Oklahoma governor signs Texas-style ‘heartbeat bill’ into law


Following in Texas’s footsteps, Oklahoma lawmakers approved a bill last week restricting abortion after a preborn baby’s heartbeat is detected, which typically occurs at about six weeks of pregnancy, though the human heart first begins to beat about 21 days after fertilization. Today, Governor Kevin Stitt signed that bill into law

Senate Bill 1503, the Oklahoma Heartbeat Act, is modeled after the Texas Heartbeat Act and bans abortions after a detectable heartbeat with an exception for medical emergencies (though abortion is never medically necessary). It does not include any exceptions for rape or incest and includes a provision allowing private citizens to sue anyone who performs or helps a woman obtain an abortion for $10,000. The bill prohibits any civil action against the woman herself.

Just weeks prior to this, Stitt signed into law a bill that would ban nearly all abortions in the state and make committing them a felony. That law is not slated to go into effect until the end of the summerSenate Bill 612 bans nearly all abortions, with an exception only if the mother’s life is at risk. In reality, the intentional homicide of a preborn child is never medically necessary.

These bills have raised the ire of pro-abortion activists who have filed lawsuits with the state court to block the pro-life legislation. The challenge to Senate Bill 1503, Oklahoma’s Heartbeat Act, was filed directly in the Oklahoma Supreme Court and the challenge to Senate Bill 612, submitted to trial court, was attached to an existing lawsuit challenging five other abortion restrictions enacted last year in Oklahoma, all of which are currently blocked.

READ: Planned Parenthood retaliates against Oklahoma governor over pro-life legislation

Following the enactment of the Texas Heartbeat Act, Planned Parenthood reported a 2500% increase in  Texas patients at its Oklahoma clinics. Alexis McGill Johnson, president and CEO of Planned Parenthood Federation of America, said, “These numbers are staggering and just one part of the devastating picture on the ground in Texas and the surrounding states.

In addition, Dr. Alan Braid, a plaintiff from Tulsa Women’s Reproductive Clinic, said that the GOP’s wave of anti-choice laws is “designed to threaten and intimidate physicians into not providing constitutionally protected healthcare, and force pregnant people to travel hundreds of miles to receive care.” Live Action News has repeatedly debunked the idea that abortion is health care

But pro-lifers are not backing down. Oklahoma Gov.
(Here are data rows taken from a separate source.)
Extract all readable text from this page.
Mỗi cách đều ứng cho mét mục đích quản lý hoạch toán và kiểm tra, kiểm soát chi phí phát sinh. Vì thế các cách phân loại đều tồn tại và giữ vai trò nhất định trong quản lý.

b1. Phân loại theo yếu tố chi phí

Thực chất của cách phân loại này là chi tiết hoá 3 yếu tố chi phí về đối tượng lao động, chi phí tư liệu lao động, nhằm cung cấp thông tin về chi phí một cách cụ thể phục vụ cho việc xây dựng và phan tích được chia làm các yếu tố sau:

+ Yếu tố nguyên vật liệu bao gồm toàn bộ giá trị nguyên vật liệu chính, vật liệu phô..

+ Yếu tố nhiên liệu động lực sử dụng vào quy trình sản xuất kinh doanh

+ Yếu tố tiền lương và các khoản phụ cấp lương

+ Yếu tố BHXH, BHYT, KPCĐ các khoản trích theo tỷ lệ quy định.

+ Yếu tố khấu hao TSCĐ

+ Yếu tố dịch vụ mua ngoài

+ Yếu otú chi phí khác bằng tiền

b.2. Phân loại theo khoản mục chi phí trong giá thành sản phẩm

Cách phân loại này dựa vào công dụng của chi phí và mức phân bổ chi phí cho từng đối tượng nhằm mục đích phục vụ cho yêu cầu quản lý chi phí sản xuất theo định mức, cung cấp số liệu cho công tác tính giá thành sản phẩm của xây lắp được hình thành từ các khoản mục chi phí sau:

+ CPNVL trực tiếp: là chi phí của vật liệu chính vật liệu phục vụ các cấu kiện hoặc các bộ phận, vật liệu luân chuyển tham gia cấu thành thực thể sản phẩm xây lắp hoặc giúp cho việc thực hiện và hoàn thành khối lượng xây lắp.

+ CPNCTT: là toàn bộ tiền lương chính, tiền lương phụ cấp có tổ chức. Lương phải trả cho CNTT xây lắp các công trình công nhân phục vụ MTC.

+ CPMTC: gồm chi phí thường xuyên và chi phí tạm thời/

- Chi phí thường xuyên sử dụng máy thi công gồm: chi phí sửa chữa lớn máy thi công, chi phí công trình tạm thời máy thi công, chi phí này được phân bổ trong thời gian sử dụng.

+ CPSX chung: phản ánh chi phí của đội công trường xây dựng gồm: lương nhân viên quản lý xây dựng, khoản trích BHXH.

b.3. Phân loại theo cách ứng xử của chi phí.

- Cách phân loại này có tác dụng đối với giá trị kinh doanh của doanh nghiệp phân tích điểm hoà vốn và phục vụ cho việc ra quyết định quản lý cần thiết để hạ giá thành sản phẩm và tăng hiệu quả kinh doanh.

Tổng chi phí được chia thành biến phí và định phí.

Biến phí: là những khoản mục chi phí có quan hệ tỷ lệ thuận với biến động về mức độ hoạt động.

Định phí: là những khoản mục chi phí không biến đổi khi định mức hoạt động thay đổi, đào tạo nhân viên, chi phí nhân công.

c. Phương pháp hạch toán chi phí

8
Kevin Stitt has pledged to sign every piece of legislation limiting abortion that reaches his desk.

The lawsuits emerge just as the nation has learned via a leaked report published by Politico that the U.S. Supreme Court may intend to overturn Roe v. Wade, the landmark 1973 Supreme Court ruling that legalized abortion in the country. Politico called the draft opinion a “a full-throated, unflinching repudiation of the 1973 decision.” 

If overturned, the issue of abortion would be decided at the state level, making it critical that states enact pro-life legislation like in Oklahoma.